Anadolu’da pek çok AK Parti örgütünden bugünlerde “Demokrat Parti’nin ve MHP’nin yerel adayları çok iyi, bizim aday adaylarına tepki var” diye genel merkeze uyarılar geliyor. CHP Genel Merkezi ise her seçim öncesindeki gibi patlamaya hazır bomba adeta. 4 Haziran’a az kaldı, belki de şu andaki seçim tahminlerini değiştirmek için 22 Temmuz’u beklemeye gerek kalmayacak.
--------------------------------------------------------------------------------
Yazıcıoğlu: “CHP’de cumhur AKP’de demokrasi yok”
Hafta boyu iktidardan başlayarak bütün partilerle ilgili analizler yaptık. Sırada BBP Lideri Muhsin Yazıcıoğlu var. Yazıcıoğlu, “nasılsınız?” sorumuza, “bahar yorgunluğu var” yanıtını verince, “aman Başkan yorgunluk baharda başlarsa Temmuz sıcağındaki seçime nasıl dayanacaksınız?” diye espri yaptım, güldü, “yok yok, bahar kış demeden çalışıyoruz” dedi.
Yazıcıoğlu, Türkiye’nin çift kutuplu bir ayrışmaya gitmesinden rahatsızlık duyuyor. “Cumhuriyeti koruduğunu söyleyen ana muhalefet cumhura gitmekten korkuyor, demokrasiye sahip çıktığını söyleyen iktidar demokrasi için bugüne kadar hiç bir şey yapmadı” diyen BBP Lideri, “ittifak yapmıyor musunuz?” soruma, “seçime tek başımıza girmeye karar verdik, çalışmaları sürdürüyoruz. Ama gayri resmi işbirliği görüşmelerimiz var” yanıtını verdi.
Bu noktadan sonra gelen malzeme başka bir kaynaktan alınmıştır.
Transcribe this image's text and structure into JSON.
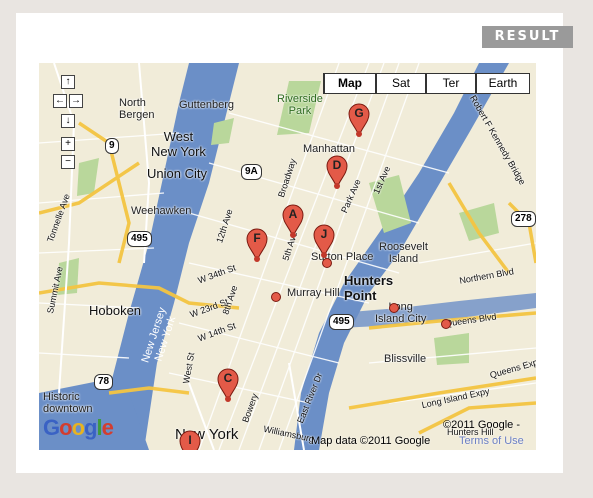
{
  "result_label": "RESULT",
  "map_types": [
    {
      "label": "Map",
      "active": true
    },
    {
      "label": "Sat",
      "active": false
    },
    {
      "label": "Ter",
      "active": false
    },
    {
      "label": "Earth",
      "active": false
    }
  ],
  "pan_controls": [
    "↑",
    "←",
    "→",
    "↓",
    "+",
    "−"
  ],
  "labels": {
    "north_bergen": "North\nBergen",
    "guttenberg": "Guttenberg",
    "west_new_york": "West\nNew York",
    "union_city": "Union City",
    "weehawken": "Weehawken",
    "hoboken": "Hoboken",
    "riverside_park": "Riverside\nPark",
    "manhattan": "Manhattan",
    "sutton_place": "Sutton Place",
    "roosevelt_island": "Roosevelt\nIsland",
    "hunters_point": "Hunters\nPoint",
    "murray_hill": "Murray Hill",
    "long_island_city": "Long\nIsland City",
    "queens_blvd": "Queens Blvd",
    "northern_blvd": "Northern Blvd",
    "blissville": "Blissville",
    "historic_downtown": "Historic\ndowntown",
    "new_york": "New York",
    "new_jersey_ny": "New Jersey\nNew York",
    "w34th": "W 34th St",
    "w14th": "W 14th St",
    "w23rd": "W 23rd St",
    "broadway": "Broadway",
    "fifth_ave": "5th Ave",
    "park_ave": "Park Ave",
    "first_ave": "1st Ave",
    "twelfth_ave": "12th Ave",
    "eighth_ave": "8th Ave",
    "west_st": "West St",
    "bowery": "Bowery",
    "east_river_dr": "East River Dr",
    "summit_ave": "Summit Ave",
    "tonnelle_ave": "Tonnelle Ave",
    "rfk_bridge": "Robert F Kennedy Bridge",
    "long_island_expy": "Long Island Expy",
    "queens_expy": "Queens Expy",
    "williamsburg": "Williamsburg",
    "hunters_hill": "Hunters Hill"
  },
  "shields": {
    "s9": "9",
    "s9a": "9A",
    "s495a": "495",
    "s495b": "495",
    "s278": "278",
    "s78": "78"
  },
  "markers": [
    {
      "letter": "G"
    },
    {
      "letter": "D"
    },
    {
      "letter": "A"
    },
    {
      "letter": "F"
    },
    {
      "letter": "J"
    },
    {
      "letter": "C"
    },
    {
      "letter": "I"
    }
  ],
  "google_logo": "Google",
  "copyright": "©2011 Google -",
  "attribution": "Map data ©2011 Google",
  "terms": "Terms of Use",
  "colors": {
    "water": "#6b8fc7",
    "land": "#f1ecd9",
    "park": "#b9d79b",
    "highway": "#f4c542",
    "marker": "#e35a48"
  }
}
BBP ile Saadet arasında görüşmeler sürüyor. Ancak “Meclis’e taşınma potansiyeli riskli görülen bir işbirliğine” Yazıcıoğlu hiç sıcak bakmıyor. O, “eğer bir partiyle ortak listede seçime girersek mutlaka Meclis’e girmeliyiz” görüşünde.
“Demokrat Parti-BBP işbirliği nasıl olur?” diye sorunca Yazıcıoğlu’ndan “Demokrat Parti-BBP-Saadet ortak listesi nasıl karşılanır” sorusuyla karşılaştım. “Bunu yapmazlar, çünkü merkez sağdaki birleşmeyle özellikle kentli seçmene cazip gelmeye çalışıyorlar. Böyle bir birleşme, kentli seçmeni kaçırır. Ama Demokrat Parti’ye BBP katılırsa belki AK Parti’den daha fazla oy bu tarafa çekilebilir. Fakat bunu da riskli bulabilirler” görüşümü aktardım.
BBP Lideri, Türkiye’de merkezin inşasının bir ihtiyaç olduğunu söylerken, buna katkı sağlamaya hazır olduklarını vurguladı. Yazıcıoğlu ile milliyetçilik üzerine de uzun bir sohbet gerçekleştirdik, başka bir yazıda onu dikkatinize sunacağım.